What Lenders Consider a Good DTI
Different loan types have different thresholds, but the general ranges hold fairly steady:
- 36% or lower: considered strong by most lenders. You’ll typically qualify for the best rates and terms.
- 37% to 43%: still acceptable for many conventional mortgages, though you may face slightly tighter scrutiny or higher rates.
- 44% to 50%: some loan programs, particularly FHA and VA loans, may approve borrowers in this range if they have compensating factors like a high credit score, significant cash reserves, or a large down payment.
- Above 50%: very few lenders will approve a loan at this level. Most conventional and government-backed programs cap out around 50%.
For non-mortgage lending, the thresholds are less standardized. Credit card issuers and personal loan companies each set their own limits, but a DTI under 36% gives you the widest access to credit across the board.
How to Lower Your DTI Before Applying
Because DTI is a simple fraction, you can improve it by shrinking the top number (debt payments) or growing the bottom number (income), or both.

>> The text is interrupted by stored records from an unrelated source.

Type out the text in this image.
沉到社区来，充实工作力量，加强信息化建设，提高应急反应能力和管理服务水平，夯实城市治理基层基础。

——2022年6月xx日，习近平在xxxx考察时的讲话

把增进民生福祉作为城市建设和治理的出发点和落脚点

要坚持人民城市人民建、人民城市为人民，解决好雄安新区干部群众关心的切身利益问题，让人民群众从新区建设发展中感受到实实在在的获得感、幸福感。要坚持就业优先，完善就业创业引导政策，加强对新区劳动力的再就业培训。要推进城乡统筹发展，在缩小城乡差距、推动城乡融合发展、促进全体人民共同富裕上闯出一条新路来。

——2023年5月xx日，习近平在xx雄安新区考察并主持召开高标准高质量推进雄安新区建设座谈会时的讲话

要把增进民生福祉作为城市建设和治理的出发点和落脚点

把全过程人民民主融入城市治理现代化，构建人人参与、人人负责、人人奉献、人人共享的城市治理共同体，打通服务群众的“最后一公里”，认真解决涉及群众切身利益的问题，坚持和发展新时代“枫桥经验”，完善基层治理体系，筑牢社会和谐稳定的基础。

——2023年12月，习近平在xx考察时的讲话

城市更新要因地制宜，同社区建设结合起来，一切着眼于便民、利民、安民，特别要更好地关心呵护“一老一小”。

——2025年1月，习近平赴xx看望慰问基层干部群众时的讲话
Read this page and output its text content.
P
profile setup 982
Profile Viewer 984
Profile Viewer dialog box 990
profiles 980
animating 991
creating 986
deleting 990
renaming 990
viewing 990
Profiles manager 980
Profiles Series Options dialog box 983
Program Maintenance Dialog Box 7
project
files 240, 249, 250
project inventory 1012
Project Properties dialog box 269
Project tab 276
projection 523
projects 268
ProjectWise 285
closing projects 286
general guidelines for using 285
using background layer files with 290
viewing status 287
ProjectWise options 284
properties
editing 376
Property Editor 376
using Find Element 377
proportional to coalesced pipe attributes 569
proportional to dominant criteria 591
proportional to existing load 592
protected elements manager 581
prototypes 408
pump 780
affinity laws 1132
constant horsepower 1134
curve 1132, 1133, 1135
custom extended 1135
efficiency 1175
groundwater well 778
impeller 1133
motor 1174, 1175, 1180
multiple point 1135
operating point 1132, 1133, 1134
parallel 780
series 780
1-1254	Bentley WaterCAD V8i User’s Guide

On the debt side, paying off a small installment loan or an extra credit card has an outsized effect. Eliminating even a $150 monthly payment drops your ratio noticeably. If you carry credit card balances, paying them down reduces your minimum payments, which is what lenders actually count. Avoid opening new credit accounts in the months before a major loan application, since even a small new payment adds to your numerator.
On the income side, a raise, a side job, or adding a co-borrower with their own income can all bring the ratio down. Keep in mind that lenders need to verify any income you claim, so freelance earnings typically require two years of tax documentation.
One detail that surprises people: paying off a loan in collections doesn’t always help your DTI immediately, because collections accounts often aren’t counted as a monthly obligation in the first place. What helps is reducing the recurring payments that show up on your credit report each month.
Running the Numbers Yourself
Pull up your most recent credit card and loan statements so you have accurate minimum payment amounts. Grab a recent pay stub for your gross income. Then plug into the formula: add every qualifying monthly payment, divide by gross monthly income, and multiply by 100. The whole exercise takes about five minutes, and it tells you exactly where you stand before a lender runs the same calculation on their end.
If you’re applying with a spouse or partner, lenders will combine both borrowers’ debts and both borrowers’ incomes into a single DTI. That can help or hurt depending on each person’s financial picture, so run the numbers jointly and individually to see which scenario works best.